Pygmalion is a play by George Bernard Shaw, named after a Greek mythological character. It was first presented on stage to the public in 1913.
     Professor of phonetics Henry Higgins makes a bet he can train a bedraggled Cockney flower girl, Eliza Doolittle, to pass for a duchess at an ambassador’s garden party by teaching her to assume a veneer of gentility, the most important element of which, he believes, is impeccable speech. The play is a sharp lampoon of the rigid British class system of the day and a commentary on women’s independence.

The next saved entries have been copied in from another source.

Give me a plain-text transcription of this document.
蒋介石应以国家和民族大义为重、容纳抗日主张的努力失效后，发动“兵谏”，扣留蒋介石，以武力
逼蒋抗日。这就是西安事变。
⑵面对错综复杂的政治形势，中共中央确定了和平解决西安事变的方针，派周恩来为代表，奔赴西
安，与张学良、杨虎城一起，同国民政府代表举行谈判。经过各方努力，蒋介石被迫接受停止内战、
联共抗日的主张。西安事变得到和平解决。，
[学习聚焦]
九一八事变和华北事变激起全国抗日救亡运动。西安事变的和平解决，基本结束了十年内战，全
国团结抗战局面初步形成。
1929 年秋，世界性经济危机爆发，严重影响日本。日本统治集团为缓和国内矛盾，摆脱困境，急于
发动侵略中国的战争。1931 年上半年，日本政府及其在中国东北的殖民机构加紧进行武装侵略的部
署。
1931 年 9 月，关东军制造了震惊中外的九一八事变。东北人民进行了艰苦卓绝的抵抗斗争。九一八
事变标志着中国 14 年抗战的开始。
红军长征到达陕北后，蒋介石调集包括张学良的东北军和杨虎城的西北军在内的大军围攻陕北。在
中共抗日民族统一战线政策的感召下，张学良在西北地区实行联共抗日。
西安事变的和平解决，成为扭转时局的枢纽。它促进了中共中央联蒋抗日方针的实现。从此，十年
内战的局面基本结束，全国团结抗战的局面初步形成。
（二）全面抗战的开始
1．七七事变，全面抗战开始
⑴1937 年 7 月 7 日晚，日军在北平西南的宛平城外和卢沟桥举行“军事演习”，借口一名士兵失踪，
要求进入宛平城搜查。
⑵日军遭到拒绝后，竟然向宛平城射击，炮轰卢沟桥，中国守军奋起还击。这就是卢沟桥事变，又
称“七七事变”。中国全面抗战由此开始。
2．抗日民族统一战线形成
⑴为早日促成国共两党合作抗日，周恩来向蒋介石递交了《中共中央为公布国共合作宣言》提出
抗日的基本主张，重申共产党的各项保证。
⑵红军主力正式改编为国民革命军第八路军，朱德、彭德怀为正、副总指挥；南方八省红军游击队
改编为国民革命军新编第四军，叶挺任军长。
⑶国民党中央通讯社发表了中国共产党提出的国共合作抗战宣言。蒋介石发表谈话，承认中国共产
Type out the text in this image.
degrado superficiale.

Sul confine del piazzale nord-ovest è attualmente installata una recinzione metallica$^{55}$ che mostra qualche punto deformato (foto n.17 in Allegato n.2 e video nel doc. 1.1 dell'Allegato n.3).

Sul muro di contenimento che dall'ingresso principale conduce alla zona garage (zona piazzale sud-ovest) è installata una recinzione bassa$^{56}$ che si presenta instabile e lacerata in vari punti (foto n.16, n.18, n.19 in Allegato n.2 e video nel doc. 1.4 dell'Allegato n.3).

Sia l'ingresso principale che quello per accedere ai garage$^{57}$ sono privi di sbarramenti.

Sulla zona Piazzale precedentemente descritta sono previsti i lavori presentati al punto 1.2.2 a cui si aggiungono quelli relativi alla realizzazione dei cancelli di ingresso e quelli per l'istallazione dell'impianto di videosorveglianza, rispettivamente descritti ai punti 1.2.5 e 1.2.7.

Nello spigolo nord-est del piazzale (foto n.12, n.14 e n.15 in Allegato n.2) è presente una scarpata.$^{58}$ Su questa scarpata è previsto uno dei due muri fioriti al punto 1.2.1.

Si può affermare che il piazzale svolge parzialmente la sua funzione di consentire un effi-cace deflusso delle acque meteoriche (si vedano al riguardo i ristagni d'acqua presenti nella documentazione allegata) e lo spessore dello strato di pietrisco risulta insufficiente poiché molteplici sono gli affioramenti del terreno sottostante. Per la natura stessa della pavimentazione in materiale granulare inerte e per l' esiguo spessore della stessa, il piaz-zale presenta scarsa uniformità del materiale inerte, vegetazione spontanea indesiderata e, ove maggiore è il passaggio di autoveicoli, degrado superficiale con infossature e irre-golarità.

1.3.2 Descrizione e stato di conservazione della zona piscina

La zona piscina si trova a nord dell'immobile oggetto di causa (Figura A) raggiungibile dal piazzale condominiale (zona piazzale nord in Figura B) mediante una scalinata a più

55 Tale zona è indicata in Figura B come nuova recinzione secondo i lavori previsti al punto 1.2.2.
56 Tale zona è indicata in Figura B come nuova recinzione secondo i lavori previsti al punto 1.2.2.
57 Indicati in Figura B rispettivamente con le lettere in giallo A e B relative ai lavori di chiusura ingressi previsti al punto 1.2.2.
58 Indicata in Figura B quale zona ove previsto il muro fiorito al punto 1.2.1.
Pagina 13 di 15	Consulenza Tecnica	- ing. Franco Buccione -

     In ancient Greek mythology, Pygmalion fell in love with one of his sculptures which then came to life. The general idea of the myth was a popular subject for Victorian Era English playwrights, including one of Shaw’s influences, W. S. Gilbert, who wrote a successful play based on the story called Pygmalion and Galatea first presented in 1871. Shaw would also have been familiar with the burlesque version, Galatea, or Pygmalion Reversed. Shaw’s play has been adapted numerous times, most notably as the musical My Fair Lady and the film of the same name.
     Shaw mentioned the character of Professor Henry Higgins was inspired by several British professors of phonetics: Alexander Melville Bell, Alexander J. Ellis, Tito Pagliardini, but above all, the cantankerous Henry Sweet.